En 1970, le Prix Nobel de Littérature fut attribué à Soljenitsyne, « pour la force éthique avec laquelle il a poursuivi les traditions indispensables de la littérature russe », attirant de vives critiques officielles de la part des Soviétiques « clairement dictées par des considérations politiques spéculatives, et non parlemérite littéraire ». La crainte de ne pas être autorisé à retourner dans son pays natal l’a empêché de se rendre en Suède pour recevoir le prix.
Banni
Trois ans plus tard, toujours en Union soviétique, il passa en contrebande son chef-d’œuvre en trois volumes, L’Archipel du Goulag, une contestation frontaleans le but de remettre en cause la légitimité d’un Etat soviétique perpétuant l’incarcération massive et le massacre de millions de victimes innocentes à l’égal de l’Holocauste. Tandis que beaucoup, en Occident, recherchaient la ‘détente’ dans leurs relations avec le Kremlin, L’Archipel du goulag a démoli toute revendication de supériorité morale que le communisme avait sur ses ennemis.
La réponse soviétique fut de dépouiller Soljenitsyne de sa citoyenneté et de le bannir à l’Occident. Il passa la majeure partie des deux décennies suivantes dans le Vermont, aux Etats-Unis, avant de finalement retourner en Russie, après la chute de l’Union soviétique en 1994.

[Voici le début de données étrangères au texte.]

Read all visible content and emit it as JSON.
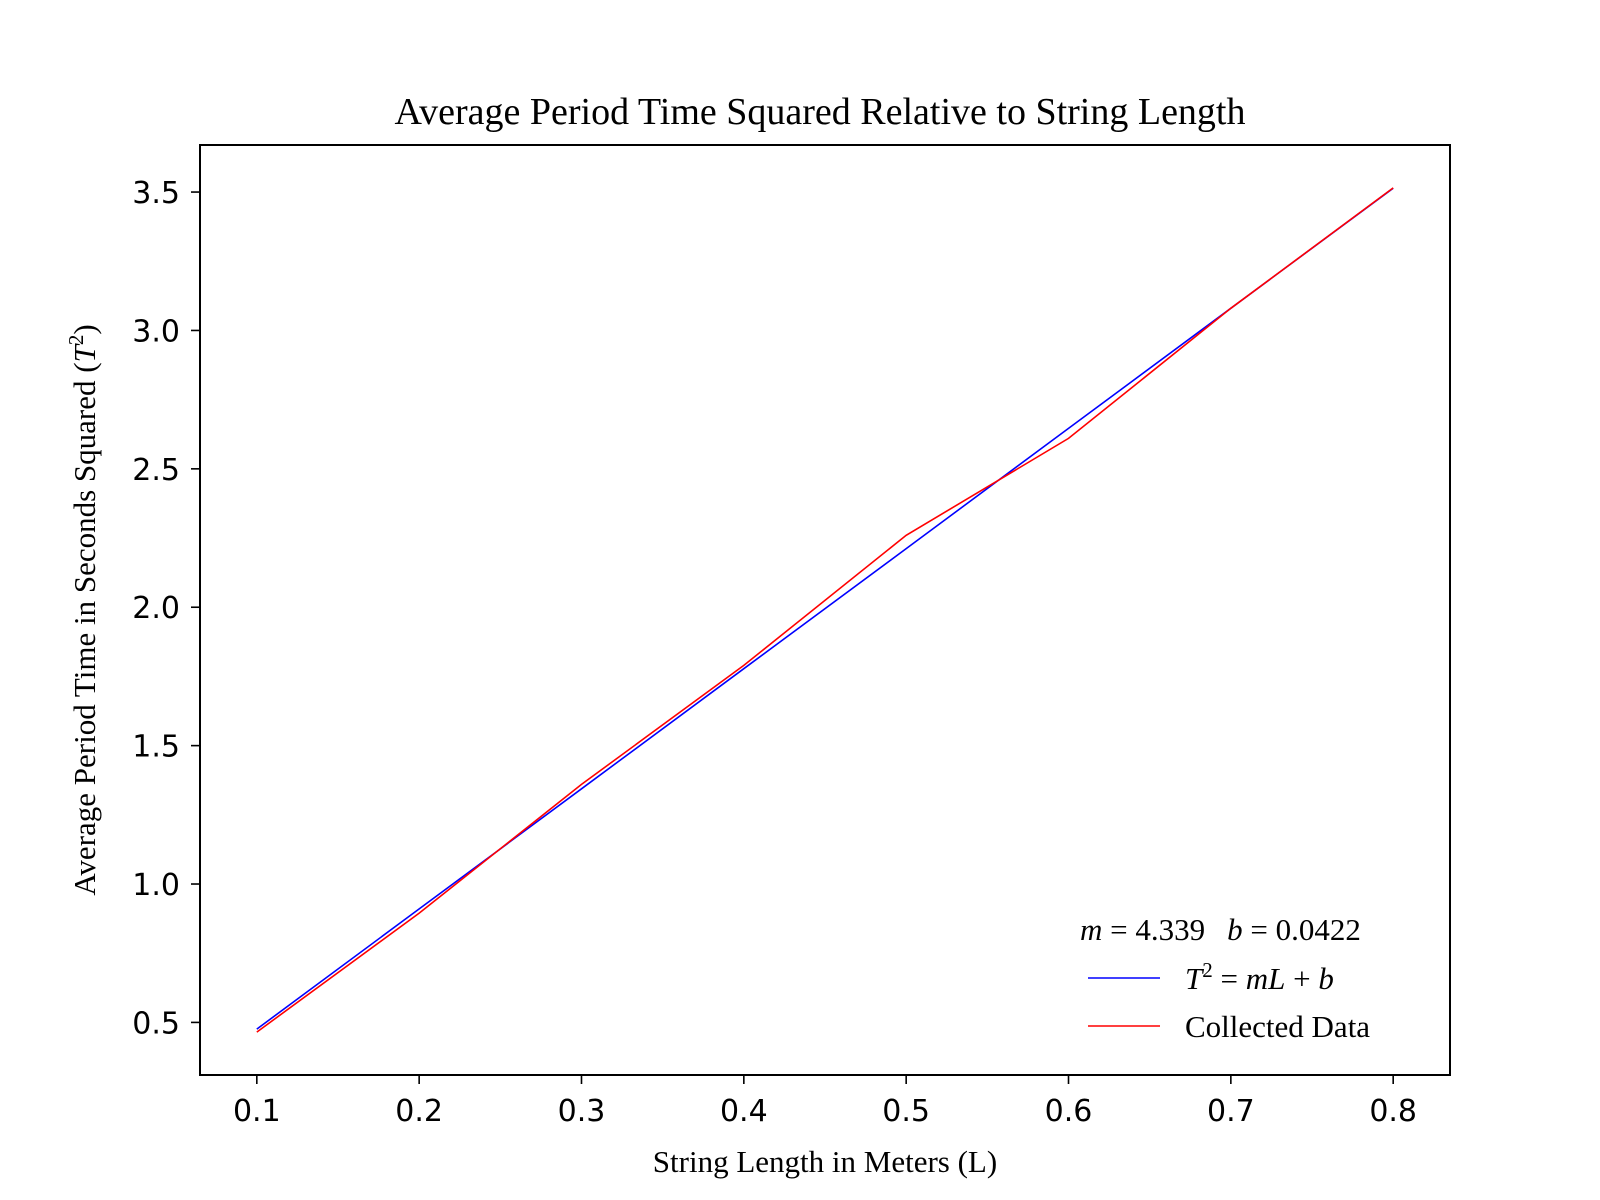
{
  "chart_data": {
    "type": "line",
    "title": "Average Period Time Squared Relative to String Length",
    "xlabel": "String Length in Meters (L)",
    "ylabel_prefix": "Average Period Time in Seconds Squared (",
    "ylabel_var": "T",
    "ylabel_sup": "2",
    "ylabel_suffix": ")",
    "xlim": [
      0.065,
      0.835
    ],
    "ylim": [
      0.31,
      3.67
    ],
    "x_ticks": [
      0.1,
      0.2,
      0.3,
      0.4,
      0.5,
      0.6,
      0.7,
      0.8
    ],
    "x_tick_labels": [
      "0.1",
      "0.2",
      "0.3",
      "0.4",
      "0.5",
      "0.6",
      "0.7",
      "0.8"
    ],
    "y_ticks": [
      0.5,
      1.0,
      1.5,
      2.0,
      2.5,
      3.0,
      3.5
    ],
    "y_tick_labels": [
      "0.5",
      "1.0",
      "1.5",
      "2.0",
      "2.5",
      "3.0",
      "3.5"
    ],
    "grid": false,
    "legend_position": "lower-right",
    "annotation": {
      "m_var": "m",
      "m_eq": " = 4.339",
      "b_var": "b",
      "b_eq": " = 0.0422"
    },
    "series": [
      {
        "legend_label": "T² = mL + b",
        "color": "#0000ff",
        "x": [
          0.1,
          0.2,
          0.3,
          0.4,
          0.5,
          0.6,
          0.7,
          0.8
        ],
        "y": [
          0.476,
          0.91,
          1.344,
          1.778,
          2.212,
          2.646,
          3.08,
          3.514
        ]
      },
      {
        "name": "Collected Data",
        "color": "#ff0000",
        "x": [
          0.1,
          0.2,
          0.3,
          0.4,
          0.5,
          0.6,
          0.7,
          0.8
        ],
        "y": [
          0.465,
          0.895,
          1.36,
          1.79,
          2.26,
          2.61,
          3.08,
          3.515
        ]
      }
    ]
  }
}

Plus tard dans sa vie, il a déclaré : « Si l’on me demandait aujourd’hui de formuler de manière la plus concise possible la cause principale de la révolution désastreuse qui a englouti quelque 60 millions de personnes de notre peuple, je ne saurais le dire plus précisément que de répéter (ce que j’ai entendu, lorsque j’étais enfant, de la part de personnes âgées expliquant les grandes catastrophes qui avaient frappé la Russie) : ‘Les hommes ont oublié Dieu ; c’est pourquoi tout cela s’est produit.’ »
Le jour où il fut arrêté, en 1974, et embarqué dans un avion à destination de l’Allemagne, il a écrit : « la clé la plus simple et la plus accessible de notre libération auto-négligée est la suivante : la non-participation personnelle aux mensonges… C’est la chose la plus facile à faire et la plus destructrice pour les mensonges. Car lorsque les gens renoncent aux mensonges, cela abrège leur existence. Comme un virus, ils ne peuvent survivre que dans un organisme vivant. »
Cette exhortation à refuser de vivre dans le mensonge devait être vivement évoquée par le dramaturge tchèque, Vaclav Havel, dans les années suivirent immédiatement l’exil de Soljenitsyne, alimentant une révolution spirituelle qui mijotait et qui a finalement déclenché la Révolution de Velours.
Alors que son soutien au nationalisme russe de Poutine et son opposition à l’indépendance de l’Ukraine ont soulevé des questions au sujet de son héritage final, le démasquage héroïque de Soljenitsyne des horreurs du régime soviétique a été vital pour la chute du communisme.